This collaboration between these countries was prompted after the prime minister of Mali’s transitional government, Choguel Kokalla Maïga, concluded a visit to neighboring Burkina Faso on February 26, and foreign ministers of Burkina Faso, Mali, and Guinea proposed a “Bamako-Conakry-Ouagadougou” strategic axis for enhanced cooperation a few weeks before the visit.
Welcoming this visit, WAPO said in a statement, “We recognize in it [the initiative] the undying spirit of Pan-Africanism that moved the founders of modern Africa even after three generations of neo-colonial repression.” WAPO also said that there was a need to unite “to create the capacity to defend our territories and interests.”
On February 18, Burkina Faso officially marked an end to France’s military presence on its territory while in 2022, French troops withdrew from Mali after a nearly decade-long deployment in the country.
France’s withdrawal from Mali and Burkina Faso took place in the aftermath of successive military coups since 2020, amid rising public unrest against France’s military presence even as armed conflict has expanded in the region.

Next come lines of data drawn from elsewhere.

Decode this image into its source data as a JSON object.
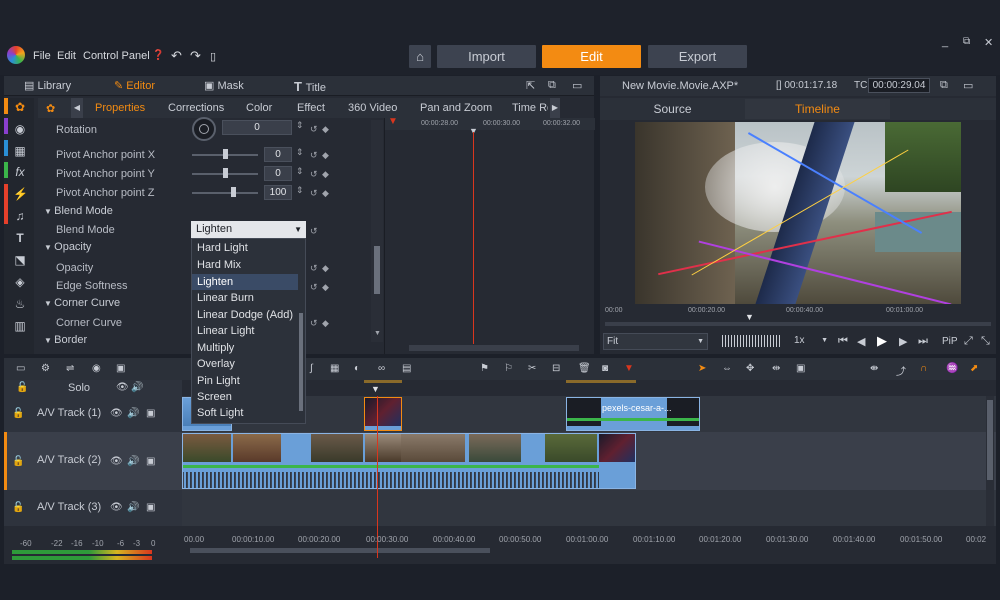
{
  "menu": {
    "file": "File",
    "edit": "Edit",
    "control_panel": "Control Panel"
  },
  "nav": {
    "import": "Import",
    "edit": "Edit",
    "export": "Export"
  },
  "editor_tabs": {
    "library": "Library",
    "editor": "Editor",
    "mask": "Mask",
    "title": "Title"
  },
  "sub_tabs": [
    "Properties",
    "Corrections",
    "Color",
    "Effect",
    "360 Video",
    "Pan and Zoom",
    "Time Re"
  ],
  "properties": {
    "rotation": {
      "label": "Rotation",
      "value": "0"
    },
    "pivot_x": {
      "label": "Pivot Anchor point X",
      "value": "0"
    },
    "pivot_y": {
      "label": "Pivot Anchor point Y",
      "value": "0"
    },
    "pivot_z": {
      "label": "Pivot Anchor point Z",
      "value": "100"
    },
    "blend_group": "Blend Mode",
    "blend_mode": {
      "label": "Blend Mode",
      "value": "Lighten"
    },
    "opacity_group": "Opacity",
    "opacity": "Opacity",
    "edge_softness": "Edge Softness",
    "corner_group": "Corner Curve",
    "corner_curve": "Corner Curve",
    "border": "Border"
  },
  "blend_options": [
    "Hard Light",
    "Hard Mix",
    "Lighten",
    "Linear Burn",
    "Linear Dodge (Add)",
    "Linear Light",
    "Multiply",
    "Overlay",
    "Pin Light",
    "Screen",
    "Soft Light"
  ],
  "keyframe_ruler": [
    "00:00:28.00",
    "00:00:30.00",
    "00:00:32.00"
  ],
  "monitor": {
    "project_title": "New Movie.Movie.AXP*",
    "timecode_left": "[] 00:01:17.18",
    "tc_label": "TC",
    "timecode": "00:00:29.04",
    "source_tab": "Source",
    "timeline_tab": "Timeline",
    "ruler": [
      "00:00",
      "00:00:20.00",
      "00:00:40.00",
      "00:01:00.00"
    ],
    "fit": "Fit",
    "speed": "1x",
    "pip": "PiP"
  },
  "tracks": {
    "solo": "Solo",
    "track1": "A/V Track (1)",
    "track2": "A/V Track (2)",
    "track3": "A/V Track (3)",
    "clip_name": "pexels-cesar-a-..."
  },
  "timeline_ruler": [
    "00.00",
    "00:00:10.00",
    "00:00:20.00",
    "00:00:30.00",
    "00:00:40.00",
    "00:00:50.00",
    "00:01:00.00",
    "00:01:10.00",
    "00:01:20.00",
    "00:01:30.00",
    "00:01:40.00",
    "00:01:50.00",
    "00:02"
  ],
  "meter_labels": [
    "-60",
    "-22",
    "-16",
    "-10",
    "-6",
    "-3",
    "0"
  ],
  "colors": {
    "accent": "#f38b12",
    "clip": "#6a9fd8",
    "playhead": "#d9361e"
  }
}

“The anger in Mali, Burkina Faso, and Guinea is [also] a result of France establishing their regional economic policy. The reserves of the three countries [as well as many other Francophone countries] are kept in France. France also retains the right to confiscate their national financial reserves,” Kafui Kan-Senaya, the secretary-general of WAPO and the research secretary of the Socialist Movement of Ghana, told Peoples Dispatch.